When people ask me why I keep her, I usually go for the simplest answer: she keeps my water cold. People tend not to argue past that. After all, she does truly keep my water cold (as many can tell from the extremely cold water that is constantly dripping out of her biggest dent), and what else would one need in a water bottle?
Despite the usual acceptance of that answer, I know the majority of people see right through it. At my youth group one night, I dropped Cassie down the tiled steps of the Jewish Community Center and everyone saw her handle split in half. The next week, I came back with her handle duct taped together, and the week after that I came in with a whole new cap for her.
At some point, this water bottle stopped being just a water bottle and I think that is made pretty clear to everyone in my life. I take Cassie everywhere with me, and when you take something with you to so many places, it becomes a part of you. In the same way that some of my friends have their staple pieces of jewelry that they wear, my water bottle is my accessory, and is with me at all times.

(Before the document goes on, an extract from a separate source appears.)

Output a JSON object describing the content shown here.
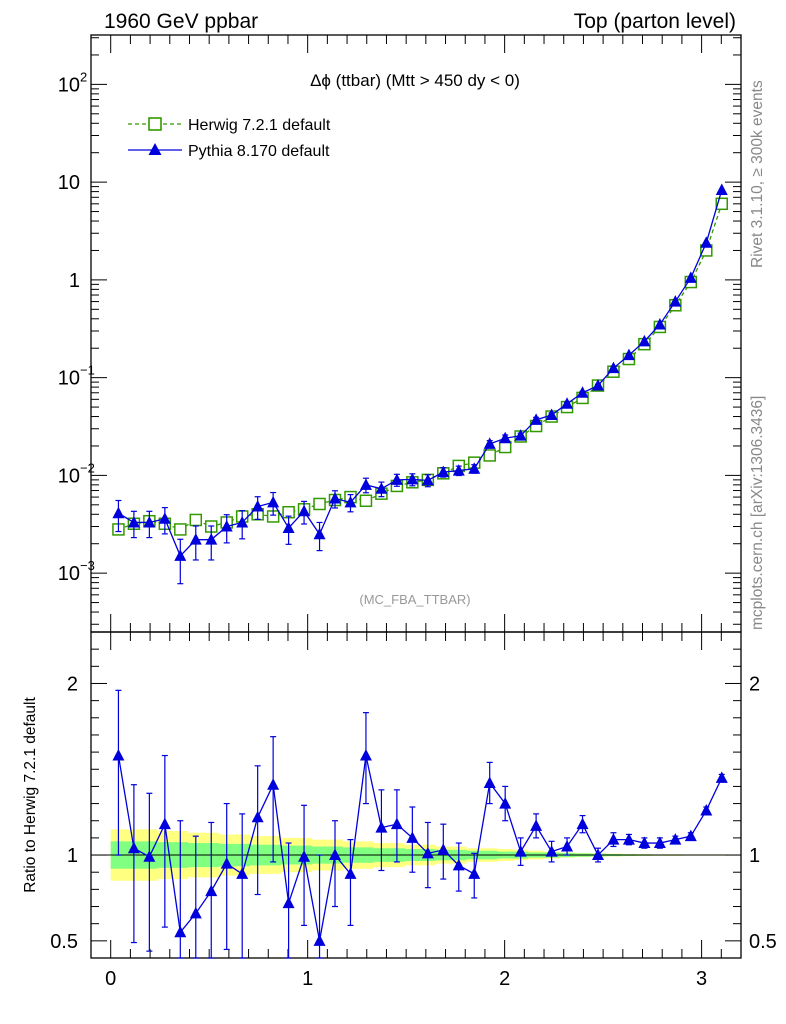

I got her at the beginning of 2024. I needed a new water bottle for camp and Owalas had just started trending, so I hopped on the bandwagon and got one. Cassie is 32 ounces with a purple body with a green and orange cap. I immediately fell in love. One of my biggest quirks is my love for water, with my friends even saying that I could cause a drought all on my own. Cassie made my favorite thing even more accessible to me since I could bring her everywhere. She was perfect to fit in any cupholder, small enough to keep on my desk without taking up too much space and big enough to not need to be refilled too often. As an extra plus, I loved the colors. I loved how cold my water was kept and I loved the sturdiness of her, where if I dropped her or she bumped into something, she would never dent too bad.
I started taking Cassie everywhere with me. She came to school with me, to all of my extracurriculars and ended up going to camp that summer and going up Mt. Washington alongside me. When I dropped her down a significant length of the mountain and she got her first large-scale dent, it never even crossed my mind that I could get a new water bottle. She had already been with me up this mountain, by far the craziest adventure of my life, so she deserved to be with me for many more.

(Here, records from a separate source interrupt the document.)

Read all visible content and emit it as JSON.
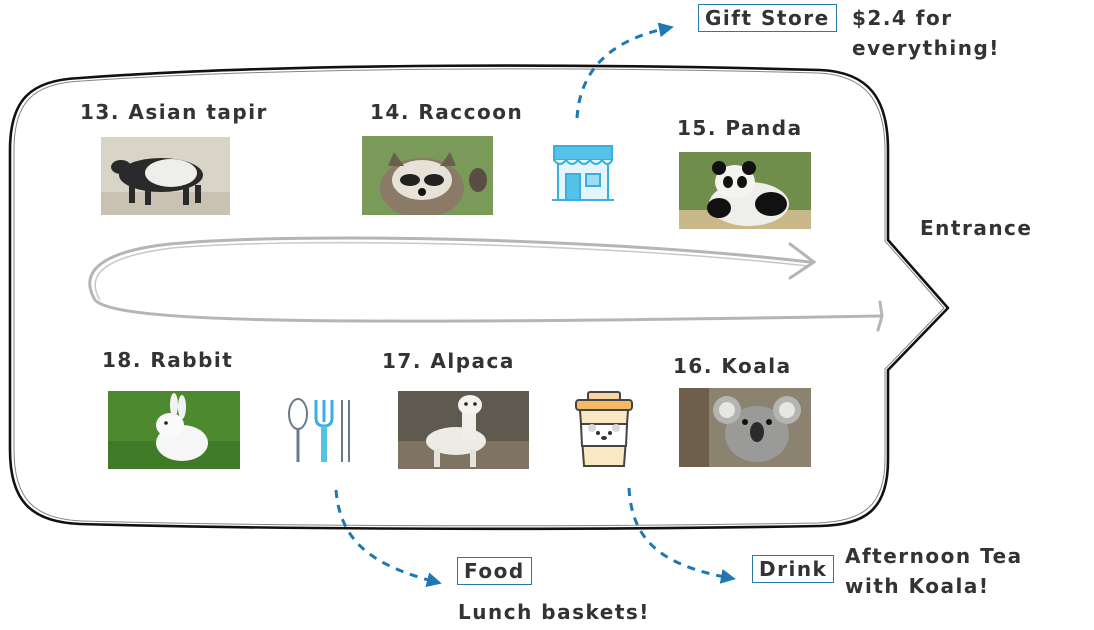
{
  "animals": [
    {
      "label": "13. Asian tapir"
    },
    {
      "label": "14. Raccoon"
    },
    {
      "label": "15. Panda"
    },
    {
      "label": "16. Koala"
    },
    {
      "label": "17. Alpaca"
    },
    {
      "label": "18. Rabbit"
    }
  ],
  "entrance_label": "Entrance",
  "facilities": {
    "gift_store": {
      "label": "Gift Store",
      "note_line1": "$2.4 for",
      "note_line2": "everything!"
    },
    "food": {
      "label": "Food",
      "note": "Lunch baskets!"
    },
    "drink": {
      "label": "Drink",
      "note_line1": "Afternoon Tea",
      "note_line2": "with Koala!"
    }
  },
  "icons": [
    "store-icon",
    "utensils-icon",
    "coffee-cup-icon"
  ],
  "colors": {
    "arrow_blue": "#1f77b4",
    "icon_blue": "#55c3e8",
    "outline": "#111111",
    "path_gray": "#b5b5b5"
  }
}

And that is exactly what happened. We went white water rafting together, she came to Paris and Amsterdam with me, she has been to every one of my DJ gigs and every other adventure I have been on recently.
I think people tend to underestimate the bond that someone can gain with an inanimate object, especially a teenage girl. Seeing one thing every day brings people so much comfort. Like I said, it is the same as wearing the same necklace every day or wearing your favorite hoodie. As weird as it sounds, if you bring something with you everywhere, you build a connection, even if it is completely inanimate.
One of my friends has an Owala she treasures just like I treasure mine. In the same way that mine has marks of my clumsiness all over her, her water bottle got a matching scar with her when she fell at the same time as she dropped her water bottle and they got hit in the exact same place. Another friend sleeps with the same stuffed animals every single night, a habit she has had since she was little, even if the stuffed animals are ripped and their colors are fading.
All of these objects are worn down not because they were neglected, but because they have been loved. The dents, scratches or rips on an object most of the time reflect that it was present for a memorable moment, whether that be a trip, a long day or just a regular, routine day. Something that a lot of people do not understand if they do not have an object like this for themselves is that replacing these items would feel wrong, not because a new version would not function the same way, but because it would not hold the same meaning. Also, a new object would not have the same scars. The value of these objects is not about what it does, it comes from what it has seen you through.
So, if you have a strange, messed up object you take everywhere with you like I do, do not ever let anyone make you feel weird about it or as if you need to get a new one. Emotional support from humans is overrated anyways.